In response to an enquiry from the Irish News about the situation specifically in Northern Ireland, a spokesman said: "The information you’re requesting isn’t publicly available and we don’t provide specific breakdowns on the number of hotels providing accommodation for asylum seekers on a regional level, nor do we detail the costs."
But in a broader statement the Home Office said: "The number of people arriving in the UK who require accommodation has reached record levels and has put our asylum system under incredible strain.
"The use of hotels to house asylum seekers is unacceptable - there are currently more than 37,000 asylum seekers in hotels costing the UK taxpayer £5.6 million a day.
"The use of hotels is a short-term solution and we are working hard with local authorities to find appropriate accommodation."
Just last week NewsTalk radio in Dublin reported that approximately 240 Irish hotels - almost 30 per cent of the country’s overall stock - are now being used to house asylum seekers and refugees, as well as 250 B&Bs and guest houses.
Tánaiste Leo Varadkar suggested that tourism in Ireland will be negatively impacted by the war in Ukraine and the housing of tens of thousands of refugees in hotels.
Nobody from the Northern Ireland Hotels Federation would comment on the evolving situation around refugees.
But it pointed to the fact that, post-Covid, Belfast - which has 5,200 bedrooms in its stock - is the second-best recovered city in Europe (after Paris), yet is still on average £200 a night cheaper than Dublin on an average Saturday night.
However, availability and price remain huge issues in the city, as an unscientific room-search by this newspaper has shown.
The Irish News did an online search yesterday for a room for two people in Belfast for Saturday November 12.
Hotels like the Europa, Jury's Inn and Holiday Inn Express (both at Hope Street and University Street) all came up as fully booked on that date.
Meanwhile the quoted price for others for that particular night was £423 at the Culloden, £366 at the Belfast Hilton, £306 at the Grand Central, £209 at the Fitzwilliam and £183 at the Crowne Plaza.
Housing policy and immigration are not a Stormont issue, and as one hotelier told this paper yesterday on guarantee of his anonymity: "The Home Office are our pay-masters here, and we're under pressure to do the right thing.

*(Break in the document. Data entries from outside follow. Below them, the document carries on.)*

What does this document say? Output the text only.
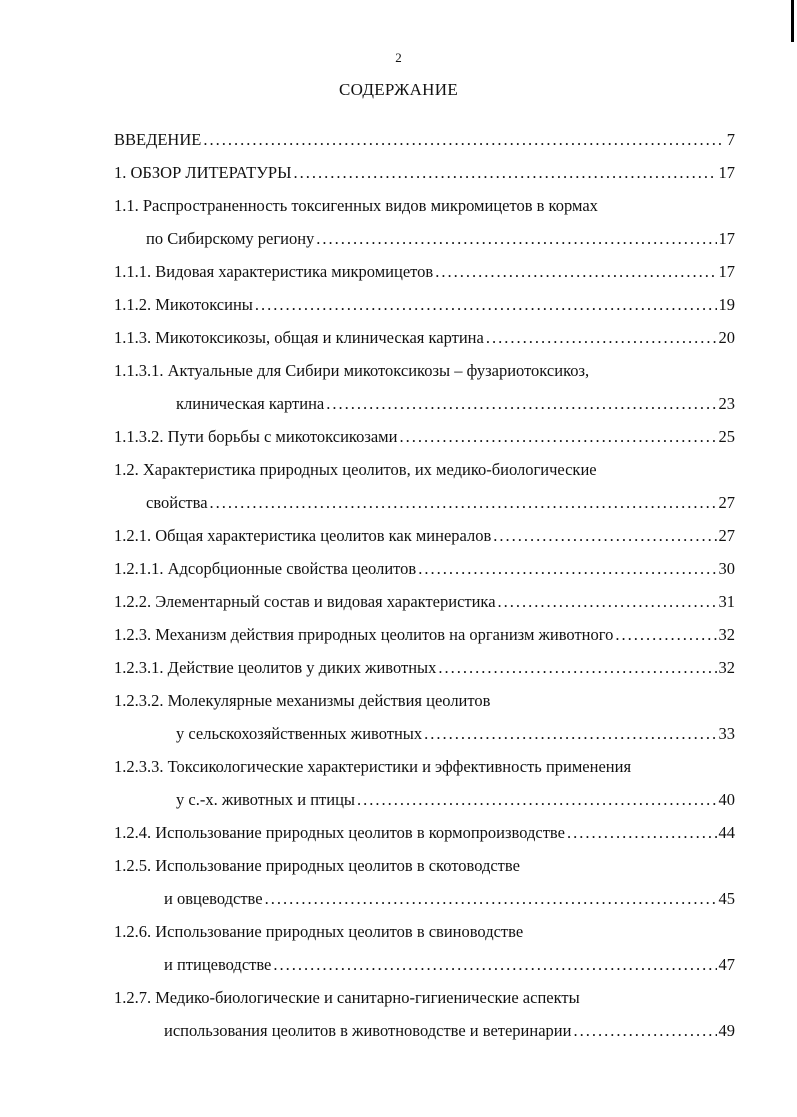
2
СОДЕРЖАНИЕ
ВВЕДЕНИЕ .....	7
1. ОБЗОР ЛИТЕРАТУРЫ .....	17
1.1. Распространенность токсигенных видов микромицетов в кормах
по Сибирскому региону .....	17
1.1.1. Видовая характеристика микромицетов .....	17
1.1.2. Микотоксины .....	19
1.1.3. Микотоксикозы, общая и клиническая картина .....	20
1.1.3.1. Актуальные для Сибири микотоксикозы – фузариотоксикоз,
клиническая картина .....	23
1.1.3.2. Пути борьбы с микотоксикозами .....	25
1.2. Характеристика природных цеолитов, их медико-биологические
свойства .....	27
1.2.1. Общая характеристика цеолитов как минералов .....	27
1.2.1.1. Адсорбционные свойства цеолитов .....	30
1.2.2. Элементарный состав и видовая характеристика .....	31
1.2.3. Механизм действия природных цеолитов на организм животного .....	32
1.2.3.1. Действие цеолитов у диких животных .....	32
1.2.3.2. Молекулярные механизмы действия цеолитов
у сельскохозяйственных животных .....	33
1.2.3.3. Токсикологические характеристики и эффективность применения
у с.-х. животных и птицы .....	40
1.2.4. Использование природных цеолитов в кормопроизводстве .....	44
1.2.5. Использование природных цеолитов в скотоводстве
и овцеводстве .....	45
1.2.6. Использование природных цеолитов в свиноводстве
и птицеводстве .....	47
1.2.7. Медико-биологические и санитарно-гигиенические аспекты
использования цеолитов в животноводстве и ветеринарии .....	49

We have a contract with them, and until that contract ends, our rooms are booked and paid-for under their terms".
Last month the Refugee Council in Britain urged the Home Office to "act swiftly" to ensure asylum seekers are moved out of hotels and either granted refugee status, or support those who must return safely to their native country.
Its chief executive Enver Solomon said: “The huge increase in the number of families and vulnerable children stuck between the four walls of a hotel room, from morning till night, is the brutal reality of a broken system.
“Far from the glitzy hotels people may imagine, these are not places anyone would want to stay in for long periods."